>>>
>And my suspicion is that execution speed would be little different between the two because I assume that any "constants" actually end up in (what we called in mainframe days) the "literal pool", resulting in similar execution as using a memvar.>>>
>>>Not so. They are preprocessed by the compiler, replacing the constants in the code. They are not saved as memvars at all. It goes within the code space as it is just code.
>>>
>>>What you see in your code as "wdForward" is actually written internally in pre-compile time as "1073741823" in the example.
>>
>>Why are you so sure that "1073741823" is actually *IN* the generated code that is the code executed... have you seen VFP's internals to see how it actually does this?
>>
>>In mainframe assembler I might code ' MVC SomeArea, "Not in use" ' and just because the "Not in use" is coded *IN* the instruction itself doesn't mean that it was actually in-line *IN* the code.
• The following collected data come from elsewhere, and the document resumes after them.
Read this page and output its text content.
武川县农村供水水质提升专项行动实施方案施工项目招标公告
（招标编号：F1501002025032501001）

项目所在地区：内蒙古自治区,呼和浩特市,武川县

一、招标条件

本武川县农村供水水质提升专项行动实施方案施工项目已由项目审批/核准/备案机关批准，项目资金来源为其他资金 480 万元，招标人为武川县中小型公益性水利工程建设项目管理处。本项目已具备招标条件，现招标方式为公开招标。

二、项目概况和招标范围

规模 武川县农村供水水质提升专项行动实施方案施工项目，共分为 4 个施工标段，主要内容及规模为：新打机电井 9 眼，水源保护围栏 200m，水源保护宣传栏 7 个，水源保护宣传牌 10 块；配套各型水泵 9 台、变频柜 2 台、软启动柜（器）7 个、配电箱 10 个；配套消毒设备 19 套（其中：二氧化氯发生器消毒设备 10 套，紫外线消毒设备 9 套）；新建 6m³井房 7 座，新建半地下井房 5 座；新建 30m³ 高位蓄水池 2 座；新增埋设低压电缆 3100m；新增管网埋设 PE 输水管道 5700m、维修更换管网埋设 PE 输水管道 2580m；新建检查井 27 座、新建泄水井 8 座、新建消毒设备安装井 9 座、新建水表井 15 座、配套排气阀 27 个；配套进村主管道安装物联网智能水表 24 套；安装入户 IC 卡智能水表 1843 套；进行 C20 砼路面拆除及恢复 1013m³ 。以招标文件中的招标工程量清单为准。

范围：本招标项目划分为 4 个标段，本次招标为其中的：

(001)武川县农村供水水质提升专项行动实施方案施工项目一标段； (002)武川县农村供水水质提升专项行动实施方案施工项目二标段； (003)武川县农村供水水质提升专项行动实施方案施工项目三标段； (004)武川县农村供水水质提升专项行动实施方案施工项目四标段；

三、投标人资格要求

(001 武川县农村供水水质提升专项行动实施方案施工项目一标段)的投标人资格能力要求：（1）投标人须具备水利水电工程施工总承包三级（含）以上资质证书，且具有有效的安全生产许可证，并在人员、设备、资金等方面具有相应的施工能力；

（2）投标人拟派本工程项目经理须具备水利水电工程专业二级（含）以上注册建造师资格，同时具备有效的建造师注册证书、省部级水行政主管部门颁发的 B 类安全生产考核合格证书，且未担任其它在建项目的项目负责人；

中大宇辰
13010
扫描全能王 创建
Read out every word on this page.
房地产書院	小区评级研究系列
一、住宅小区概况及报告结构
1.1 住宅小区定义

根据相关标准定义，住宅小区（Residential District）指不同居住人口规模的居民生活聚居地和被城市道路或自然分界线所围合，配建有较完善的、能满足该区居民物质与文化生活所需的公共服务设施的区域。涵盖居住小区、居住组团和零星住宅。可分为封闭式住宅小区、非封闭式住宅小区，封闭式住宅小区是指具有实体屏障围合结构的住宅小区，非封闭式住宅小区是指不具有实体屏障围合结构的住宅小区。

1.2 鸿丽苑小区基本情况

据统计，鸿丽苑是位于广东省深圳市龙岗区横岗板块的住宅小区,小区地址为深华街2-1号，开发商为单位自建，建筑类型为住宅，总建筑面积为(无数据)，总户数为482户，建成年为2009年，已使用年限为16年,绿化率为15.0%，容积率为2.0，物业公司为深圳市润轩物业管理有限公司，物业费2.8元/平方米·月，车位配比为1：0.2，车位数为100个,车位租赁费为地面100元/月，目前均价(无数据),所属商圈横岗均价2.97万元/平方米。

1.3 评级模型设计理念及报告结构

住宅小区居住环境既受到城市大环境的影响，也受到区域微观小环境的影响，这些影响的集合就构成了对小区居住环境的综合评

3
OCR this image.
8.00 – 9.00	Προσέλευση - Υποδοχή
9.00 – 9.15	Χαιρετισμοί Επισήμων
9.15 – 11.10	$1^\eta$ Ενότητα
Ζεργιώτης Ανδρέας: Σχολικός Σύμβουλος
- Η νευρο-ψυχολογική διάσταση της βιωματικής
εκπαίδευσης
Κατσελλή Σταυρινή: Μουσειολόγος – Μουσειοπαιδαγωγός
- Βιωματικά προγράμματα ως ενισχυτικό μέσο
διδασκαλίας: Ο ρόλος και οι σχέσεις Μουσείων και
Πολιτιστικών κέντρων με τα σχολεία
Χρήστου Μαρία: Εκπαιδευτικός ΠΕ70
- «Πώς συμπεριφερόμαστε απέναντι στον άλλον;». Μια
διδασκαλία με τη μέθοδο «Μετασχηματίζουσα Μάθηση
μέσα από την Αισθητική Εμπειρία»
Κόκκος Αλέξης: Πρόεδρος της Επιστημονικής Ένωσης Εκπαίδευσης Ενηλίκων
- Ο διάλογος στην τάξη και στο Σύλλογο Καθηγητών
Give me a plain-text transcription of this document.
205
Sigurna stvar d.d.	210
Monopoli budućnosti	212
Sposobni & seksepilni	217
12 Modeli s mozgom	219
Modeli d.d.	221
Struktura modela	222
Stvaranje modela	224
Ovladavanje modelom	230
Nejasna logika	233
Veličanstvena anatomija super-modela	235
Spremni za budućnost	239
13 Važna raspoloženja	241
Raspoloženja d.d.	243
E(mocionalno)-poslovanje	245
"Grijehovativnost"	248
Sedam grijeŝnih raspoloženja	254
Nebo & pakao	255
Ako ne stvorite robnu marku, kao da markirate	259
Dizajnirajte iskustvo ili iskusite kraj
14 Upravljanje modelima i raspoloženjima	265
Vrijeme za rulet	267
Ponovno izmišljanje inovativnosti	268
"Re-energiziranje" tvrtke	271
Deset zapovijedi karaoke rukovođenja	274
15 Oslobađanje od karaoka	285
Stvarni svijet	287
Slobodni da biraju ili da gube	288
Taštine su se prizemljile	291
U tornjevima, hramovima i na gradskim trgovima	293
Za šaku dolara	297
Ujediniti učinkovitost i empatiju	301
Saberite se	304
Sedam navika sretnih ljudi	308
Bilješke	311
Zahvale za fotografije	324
In fact the "Not in use" was moved by the compiler into the "literal pool" and the actual computer instruction referred to the location in the literal pool. Which effectively made it no different than using a variable, in terms of execution speed.
>>My **guess** is that VFP would be no different. Of course there's a fifty-fifty chance (at least) that I'm wrong.
>
>Jim a simple test, if you have refox or any other decompiler. create a program with:
>
>#define TestMe 1234
>? TestMe
><pre>
>compile it and then decompile FXP, The result program will be:
><pre>
>? 1234
>
I don't see what that proves...
How can you tell from that whether 1234 comes from a literal pool or directly from the 'instruction'?
The question I have is not if the 'constant' gets put into the source code, but rather if the 'constant' come directly from the code line at execution time.